6M1. Modify the DAG on page 186 to include the variable V, an unobserved cause of C and Y: C ← V → Y. Reanalyze the DAG. How many paths connect X to Y? Which must be closed? Which variables should you condition on now?

# 5 paths connect X to Y:
# (1) X -> Y
# (2) X <- U <- A -> C -> Y
# (3) X <- U <- A -> C <- V -> Y
# (4) X <- U -> B <- C -> Y
# (5) X <- U -> B <- C <- V -> Y
# Paths (2) and (3) must be closed, and we should condition on A. Because there is no collider in paths (2) and (3), which means they are open. Paths (4) and (5) are already closed. Conditioning on A will shut the backdoor, as shown below:
library(dagitty)
dag_6m1 <- dagitty("dag{
U [unobserved]
V [unobserved]
X -> Y
X <- U -> B <- C -> Y
U <- A -> C
C <- V -> Y
}")
adjustmentSets(dag_6m1, exposure="X", outcome="Y")
## { A }

6M2. Sometimes, in order to avoid multicollinearity, people inspect pairwise correlations among predictors before including them in a model. This is a bad procedure, because what matters is the conditional association, not the association before the variables are included in the model. To highlight this, consider the DAG X → Z → Y. Simulate data from this DAG so that the correlation between X and Z is very large.
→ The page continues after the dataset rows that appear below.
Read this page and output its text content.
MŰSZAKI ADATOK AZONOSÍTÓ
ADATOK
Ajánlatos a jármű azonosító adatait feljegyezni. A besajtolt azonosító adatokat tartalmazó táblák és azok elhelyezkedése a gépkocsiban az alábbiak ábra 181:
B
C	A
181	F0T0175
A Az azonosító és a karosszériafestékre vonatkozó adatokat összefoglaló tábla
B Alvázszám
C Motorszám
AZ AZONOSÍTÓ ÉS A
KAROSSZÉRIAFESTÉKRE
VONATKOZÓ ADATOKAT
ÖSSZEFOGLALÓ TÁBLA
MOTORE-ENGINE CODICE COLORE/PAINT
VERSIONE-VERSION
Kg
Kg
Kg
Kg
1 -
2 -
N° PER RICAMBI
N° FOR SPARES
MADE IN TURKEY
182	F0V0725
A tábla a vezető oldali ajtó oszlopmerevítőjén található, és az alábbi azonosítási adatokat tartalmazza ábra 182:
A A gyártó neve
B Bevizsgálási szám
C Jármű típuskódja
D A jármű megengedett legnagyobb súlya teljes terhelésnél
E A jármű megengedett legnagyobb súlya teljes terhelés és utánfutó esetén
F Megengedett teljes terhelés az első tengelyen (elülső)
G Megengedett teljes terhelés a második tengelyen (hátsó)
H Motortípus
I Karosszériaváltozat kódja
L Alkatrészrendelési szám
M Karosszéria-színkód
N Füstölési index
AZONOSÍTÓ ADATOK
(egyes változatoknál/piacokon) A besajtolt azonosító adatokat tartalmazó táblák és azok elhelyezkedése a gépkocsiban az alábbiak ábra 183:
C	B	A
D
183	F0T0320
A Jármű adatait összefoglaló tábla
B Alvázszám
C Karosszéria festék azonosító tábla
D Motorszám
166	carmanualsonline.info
Then include both in a model prediction Y. Do you observe any multicollinearity? Why or why not? What is different from the legs example in the chapter?
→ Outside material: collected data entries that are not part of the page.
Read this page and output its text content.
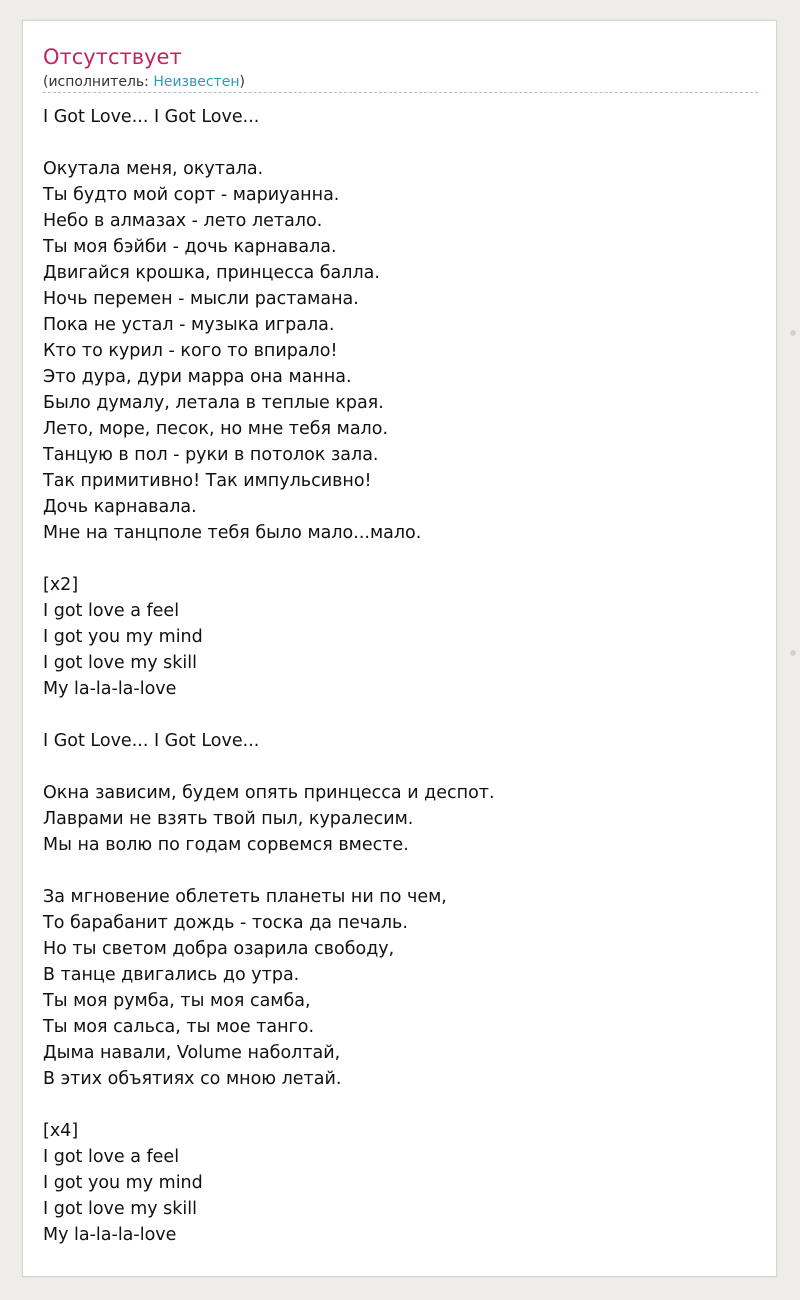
Отсутствует
(исполнитель: Неизвестен)
I Got Love... I Got Love...
Окутала меня, окутала.
Ты будто мой сорт - мариуанна.
Небо в алмазах - лето летало.
Ты моя бэйби - дочь карнавала.
Двигайся крошка, принцесса балла.
Ночь перемен - мысли растамана.
Пока не устал - музыка играла.
Кто то курил - кого то впирало!
Это дура, дури марра она манна.
Было думалу, летала в теплые края.
Лето, море, песок, но мне тебя мало.
Танцую в пол - руки в потолок зала.
Так примитивно! Так импульсивно!
Дочь карнавала.
Мне на танцполе тебя было мало...мало.
[x2]
I got love a feel
I got you my mind
I got love my skill
My la-la-la-love
I Got Love... I Got Love...
Окна зависим, будем опять принцесса и деспот.
Лаврами не взять твой пыл, куралесим.
Мы на волю по годам сорвемся вместе.
За мгновение облететь планеты ни по чем,
То барабанит дождь - тоска да печаль.
Но ты светом добра озарила свободу,
В танце двигались до утра.
Ты моя румба, ты моя самба,
Ты моя сальса, ты мое танго.
Дыма навали, Volume наболтай,
В этих объятиях со мною летай.
[x4]
I got love a feel
I got you my mind
I got love my skill
My la-la-la-love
# Simulate data for X → Z → Y:
N <- 5000
X <- rnorm(n = N, mean = 0, sd = 1)
Z <- rnorm(n = N, mean = X, sd = 0.2)
Y <- rnorm(n = N, mean = Z, sd = 1)
d <- data.frame(X, Z, Y)
# Correlation between X and Z is very large:
cor(X, Z)
## [1] 0.9804156
# Include X and Z in a model prediction Y:
model_6m2 <- quap(alist(
    Y ~ dnorm(mu, sigma),
    mu <- a + bX*X + bZ*Z,
    a ~ dnorm(0, 1),
    bX ~ dnorm(0, 1),
    bZ ~ dnorm(0, 1),
    sigma ~ dexp(1)), data = d)
precis(model_6m2)
##              mean          sd        5.5%        94.5%
## a     -0.01693815 0.013966359 -0.03925908  0.005382793
## bX    -0.13765585 0.070974022 -0.25108604 -0.024225653
## bZ     1.12360226 0.069538110  1.01246693  1.234737592
## sigma  0.98757075 0.009874216  0.97178985  1.003351655
# Plot of bX ~ bZ:
post <- extract.samples(model_6m2)
plot(bX ~ bZ, post, col = col.alpha(rangi2, 0.1), pch = 16)

# Multicollinearity is observed between X and Z because they are highly correlated variables. The difference from the legs example is that this problem is a pipe example (X → Z → Y), while the legs example is a fork (left_leg <- height -> right_leg).